Dafür machten die Spitzen von Linkspartei und WASG umso deutlicher, dass sie zur Vereinigung keine Alternative sehen. „Ich habe Verständnis für die Ängste der Mitglieder beider Parteien“, sagte Linksparteichef Bisky, „aber sie dürfen den Prozess hin zu einer gemeinsame Partei nicht gefährden.“ In Urabstimmungen im Sommer 2007 sollen die Mitglieder beider Parteien endgültig über ein Zusammengehen entscheiden. Das sei notwendig, um bei den Wahlen 2009 gemeinsam antreten zu könne. Kritiker dieses Kurses hatten immer wieder darauf verwiesen, dass beiden Parteien ein ergebnisoffener Prozess versprochen worden war, an deren Ende beide Parteien auch wieder eigener Wege gehen könnten.
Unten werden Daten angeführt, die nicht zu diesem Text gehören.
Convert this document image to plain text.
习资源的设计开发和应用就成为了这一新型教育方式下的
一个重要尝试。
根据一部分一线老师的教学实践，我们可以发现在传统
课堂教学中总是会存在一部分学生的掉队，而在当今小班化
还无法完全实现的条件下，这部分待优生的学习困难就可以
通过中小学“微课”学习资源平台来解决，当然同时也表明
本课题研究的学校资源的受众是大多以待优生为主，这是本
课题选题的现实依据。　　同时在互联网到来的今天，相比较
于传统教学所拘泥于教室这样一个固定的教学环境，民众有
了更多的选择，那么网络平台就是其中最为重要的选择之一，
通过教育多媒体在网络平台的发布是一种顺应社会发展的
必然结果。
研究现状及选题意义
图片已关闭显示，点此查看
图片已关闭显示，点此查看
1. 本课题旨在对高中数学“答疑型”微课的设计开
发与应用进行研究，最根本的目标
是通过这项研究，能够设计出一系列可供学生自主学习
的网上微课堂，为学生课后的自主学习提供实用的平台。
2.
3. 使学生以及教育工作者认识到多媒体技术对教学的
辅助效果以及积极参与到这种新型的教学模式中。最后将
Das interpretieren die Befürworter einer schnellen Fusion jedoch ganz anders. „Der Prozess ist offen“, sagte der Fusionsbeauftragte der Linkspartei, Bodo Ramelow, „die Frage ist nur, in welche Richtung er offen ist.“ Und Klaus Ernst forderte Zweifler auf, „persönliche Eitelkeiten zurückzustellen“. Die ideologischen Differenzen zwischen Einzelpersonen dürften nicht das Ziel einer gemeinsamen Partei gefährden.
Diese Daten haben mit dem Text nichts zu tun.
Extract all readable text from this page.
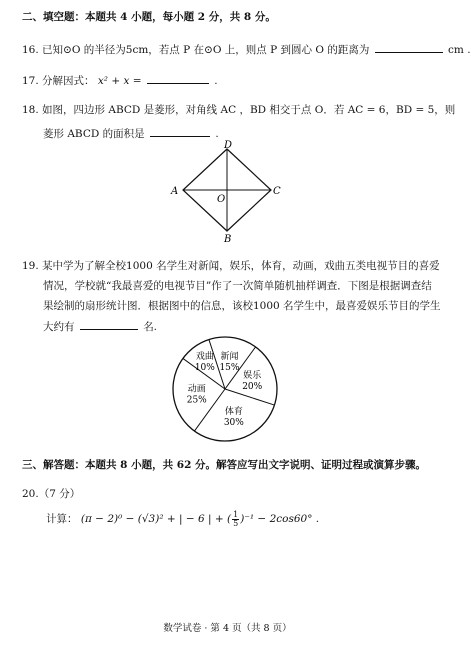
二、填空题：本题共 4 小题，每小题 2 分，共 8 分。
16. 已知⊙O 的半径为5cm，若点 P 在⊙O 上，则点 P 到圆心 O 的距离为	cm .
17. 分解因式： x² + x =	.
18. 如图，四边形 ABCD 是菱形，对角线 AC ，BD 相交于点 O．若 AC = 6，BD = 5，则
菱形 ABCD 的面积是	.
D
A	C
B
O
19. 某中学为了解全校1000 名学生对新闻，娱乐，体育，动画，戏曲五类电视节目的喜爱
情况，学校就“我最喜爱的电视节目”作了一次简单随机抽样调查．下图是根据调查结
果绘制的扇形统计图．根据图中的信息，该校1000 名学生中，最喜爱娱乐节目的学生
大约有	名.
新闻
15%
娱乐
20%
体育
30%
动画
25%
戏曲
10%
三、解答题：本题共 8 小题，共 62 分。解答应写出文字说明、证明过程或演算步骤。
20.（7 分）
计算： (π − 2)⁰ − (√3)² + | − 6 | + ( $\frac{1}{5} )^{-1} - 2\cos 60^\circ$ .
数学试卷 · 第 4 页（共 8 页）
Das sollte ein Dämpfer für die Gegner einer schnellen Fusion sein, die insbesondere in den ostdeutschen Landesverbänden der WASG sitzen (taz berichtete). In Mecklenburg-Vorpommern und Berlin lehnen die Mitglieder bisher mehrheitlich ein gemeinsames Antreten mit der Linkspartei ab. Denn die Ex-PDS ist dort an der Regierung beteiligt und die WASG wirft ihr vor, eine „neoliberale Politik“ mitzutragen. Bei einer Urabstimmung in Mecklenburg-Vorpommern sprachen sich daher am Wochenende die Mehrzahl der Wählenden dafür aus, bei der nächsten Landtagswahl 2006 eigenständig anzutreten, wenn die Linkspartei „ihren neoliberalen Kurs in der Landesregierung MV fortsetzt“, wie es im Text der Urabstimmung heißt.
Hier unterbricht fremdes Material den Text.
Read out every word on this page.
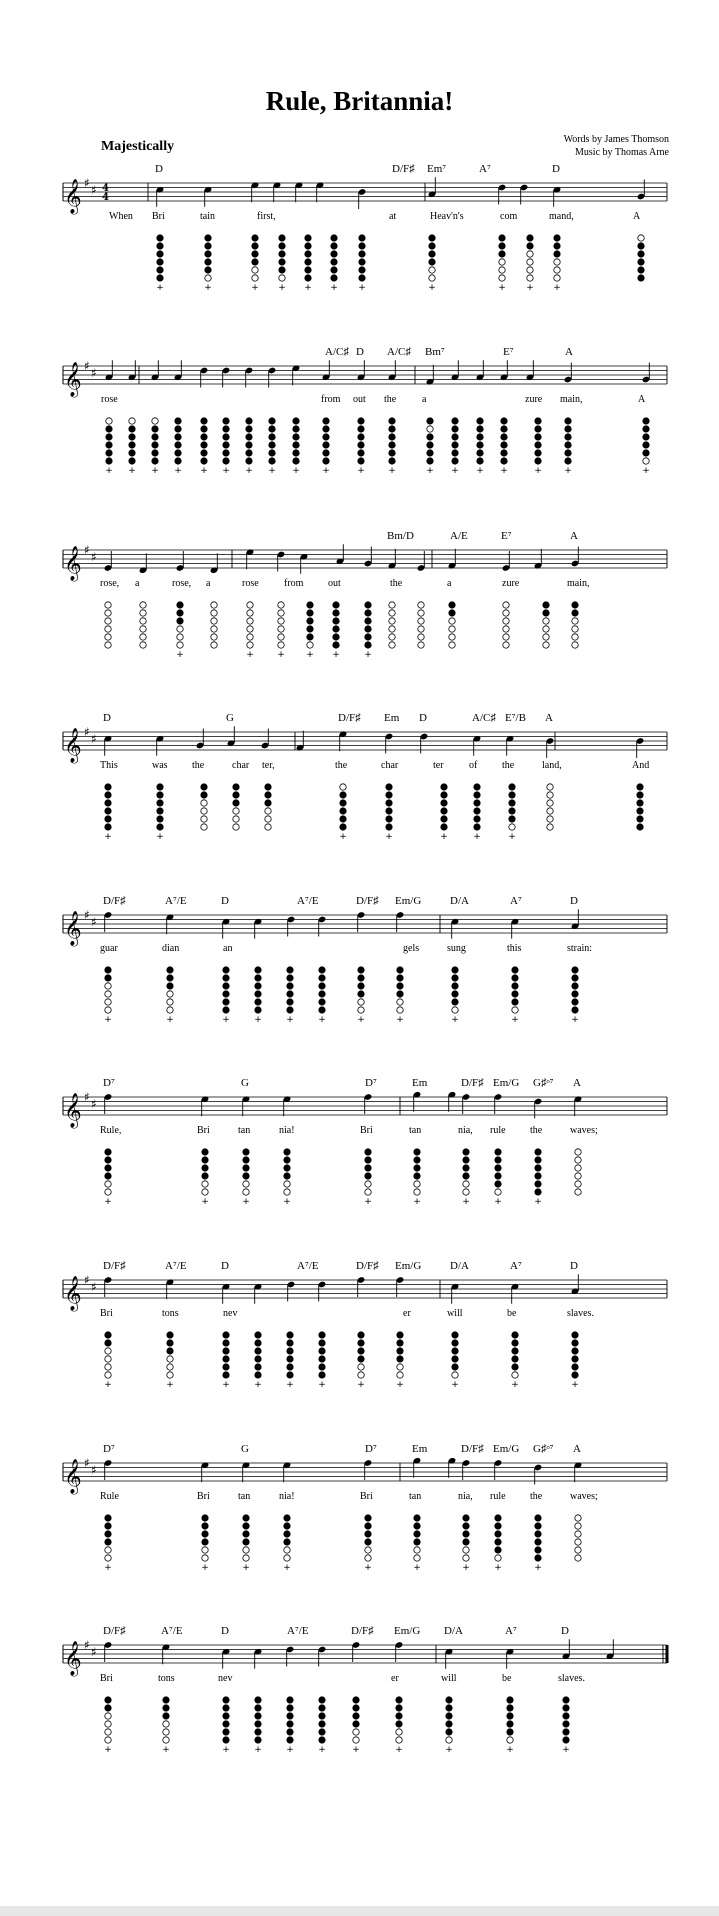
Rule, Britannia!
Majestically	Words by James Thomson
Music by Thomas Arne
𝄞 ♯ ♯ 4
4
+	+	+ + + + +	+	+ + +
D	D/F♯ Em⁷	A⁷	D
When Bri	tain	first,	at	Heav'n's	com	mand,	A
𝄞 ♯ ♯
+ + + + + + + + + +	+	+	+ + + +	+ +	+
A/C♯ D A/C♯ Bm⁷	E⁷	A
rose	from out the	a	zure main,	A
𝄞 ♯ ♯
+	+	+ + +	+
Bm/D	A/E	E⁷	A
rose, a	rose, a	rose	from out	the	a	zure	main,
𝄞 ♯ ♯
+	+	+	+	+	+	+
D	G	D/F♯ Em D	A/C♯ E⁷/B A
This	was the	char ter,	the	char	ter	of the	land,	And
𝄞 ♯ ♯
+	+	+	+	+	+	+	+	+	+	+
D/F♯	A⁷/E	D	A⁷/E	D/F♯ Em/G	D/A	A⁷	D
guar	dian	an	gels	sung	this	strain:
𝄞 ♯ ♯
+	+	+	+	+	+	+	+	+
D⁷	G	D⁷	Em	D/F♯ Em/G G♯ᵒ⁷ A
Rule,	Bri	tan	nia!	Bri	tan	nia, rule the	waves;
𝄞 ♯ ♯
+	+	+	+	+	+	+	+	+	+	+
D/F♯	A⁷/E	D	A⁷/E	D/F♯ Em/G	D/A	A⁷	D
Bri	tons	nev	er	will	be	slaves.
𝄞 ♯ ♯
+	+	+	+	+	+	+	+	+
D⁷	G	D⁷	Em	D/F♯ Em/G G♯ᵒ⁷ A
Rule	Bri	tan	nia!	Bri	tan	nia, rule the	waves;
𝄞 ♯ ♯
+	+	+	+	+	+	+	+	+	+	+
D/F♯	A⁷/E	D	A⁷/E	D/F♯ Em/G D/A	A⁷	D
Bri	tons	nev	er	will	be	slaves.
Dieses Vorhaben, das auch die WASG in Berlin plant, gefährdet aus rechtlichen Gründen die Bundestagsfraktion aus Linkspartei und WASG. Daher steht in der Kooperationsvereinbarung auch der Satz, beide Parteien „bekunden nachdrücklich ihre Absicht, auf keiner Ebene bei Wahlen konkurrierend anzutreten“. Ob jene, die sich nicht daran halten wollen, der Ausschluss aus der Partei droht, wollten Lothar Bisky und Klaus Ernst gestern nicht klar beantworten.

Bodo Ramelow versuchte die Streitigkeiten positiv zu deuten. Es gehe darum, die Möglichkeiten zwischen den Extremen Opponieren und Regieren auszuloten. „Diskussionen wie in Berlin schärfen da unsere Argumente für die Debatten in anderen Ländern“, sagte Ramelow. Wenn die mitregierende Linkspartei in Berlin ihr Modell der Krankenhausfinanzierung vor der WASG verteidigen könne, sei es auch in anderen Landesteilen interessant. Eine Totalopposition schloss Ramelow aus.

Um die Zusammenarbeit bei Wahlen zu erleichtern, macht die Linkspartei mit der Kooperationsvereinbarung auch Doppelmitgliedschaften in beiden Parteien möglich – bis 2007.